Ich kann die Hysterie um Handtaschen nicht verstehen.
Die muss gut aussehen und strapazierfähig sein. So.
Würde ich gern sagen, mach ich aber nicht.
Der kleine Inder steigt in Dortmund aus und Freundin 2 setzt sich neben mich, springt aber für weitere Selfie-Versuche immer wieder rüber. Das Gewicht von Freundin 1 ruht nun ganz auf meinen Füßen. Ich schnaufe ein wenig und ziehe meine Füße unter ihren weg. Dass Freundin 2 neben mir sitzt, ist doof, weil ich nun nicht mehr auf der Rückseite der mobil Gesprächsnotizen machen kann, die ich für einen Blogtext verwenden will. Eventuell liest der Feind mit.
Es geht um Reisen über Weihnachten. Auf jeden Fall in die Sonne, auf jeden Fall in die Ferne.
Thailand, oh ja Thailand.
Oder Mauritius, da war der XY.
Sehr gern auch Vietnam oder besser noch Bali.

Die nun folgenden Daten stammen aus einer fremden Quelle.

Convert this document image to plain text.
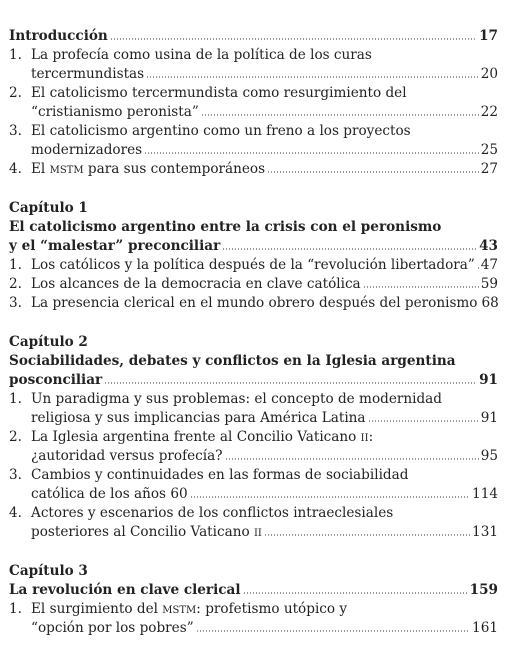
Introducción	17
1. La profecía como usina de la política de los curas
tercermundistas	20
2. El catolicismo tercermundista como resurgimiento del
“cristianismo peronista”	22
3. El catolicismo argentino como un freno a los proyectos
modernizadores	25
4. El mstm para sus contemporáneos	27
Capítulo 1
El catolicismo argentino entre la crisis con el peronismo
y el “malestar” preconciliar	43
1. Los católicos y la política después de la “revolución libertadora” 47
2. Los alcances de la democracia en clave católica	59
3. La presencia clerical en el mundo obrero después del peronismo 68
Capítulo 2
Sociabilidades, debates y conflictos en la Iglesia argentina
posconciliar	91
1. Un paradigma y sus problemas: el concepto de modernidad
religiosa y sus implicancias para América Latina	91
2. La Iglesia argentina frente al Concilio Vaticano ii:
¿autoridad versus profecía?	95
3. Cambios y continuidades en las formas de sociabilidad
católica de los años 60	114
4. Actores y escenarios de los conflictos intraeclesiales
posteriores al Concilio Vaticano ii	131
Capítulo 3
La revolución en clave clerical	159
1. El surgimiento del mstm: profetismo utópico y
“opción por los pobres”	161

Ich kneife sehr fest die Lippen zusammen. Ich sag nicht, dass unser Winter nicht die beste Reisezeit für Bali ist und dass man auf Mauritius einen wunderbaren Zyklon erleben kann. Dann merken die Frauen gleich, dass ich sie belauscht habe. Und obwohl ihnen das vermutlich total egal ist, mir wäre es peinlich.
Erleichtert bemerke ich, dass eine Zweierreihe gegenüber frei wird.
"Entschuldigung, ich sehe gerade, dass da drüben ein Platz frei geworden ist", erkläre ich den Mädchen, "ich muss nur kurz an meine Tasche und meine Jacke und gehe dann rüber."
"Haben wir Sie genervt?" fragt das Mädchen mit den strammen Schenkeln.
"Aber wie!" sage ich.
Also ich sage das wieder nur in meinem Kopf. Tatsächlich erkläre ich:
"Nein, aber dann haben Sie mehr Platz und ich auch. Da hätten wir alle was davon."
Ganz toll, Frau Meyer, immer schön in die Defensive.
Auf dem Zweiersitz strecke ich erst einmal meine Beine aus.
Und dann sind wir schon in Soest.
Und dann muss ich superdringend aufs Klo.
Packe alle meine Sachen zusammen und suche das nächste WC auf.
Es ist geschlossen wegen eines Defektes.
Ich gehe in den nächsten Wagon und dort Richtung WC.
Es ist geschlossen wegen eines Defektes.
Im nächsten Wagen auch.
Im übernächsten frage ich einen Zugbegleiter, ob alle WCs defekt seien.
"Nein, eines funktioniert noch, Das ganz vorn hinter der Lok."
Er zeigt in die Richtung, aus der ich gerade komme.
Ich eile durch alle Wagons und erreiche die einzige Zugtoilette, an der kein gelber Zettel mit "Defekt" klebt. Sie ist besetzt.
Durch die Tür höre ich mir wohlvertraute Stimmen.
"Probier den mal."
"Coole Farbe. Ist der auch von Mäc?"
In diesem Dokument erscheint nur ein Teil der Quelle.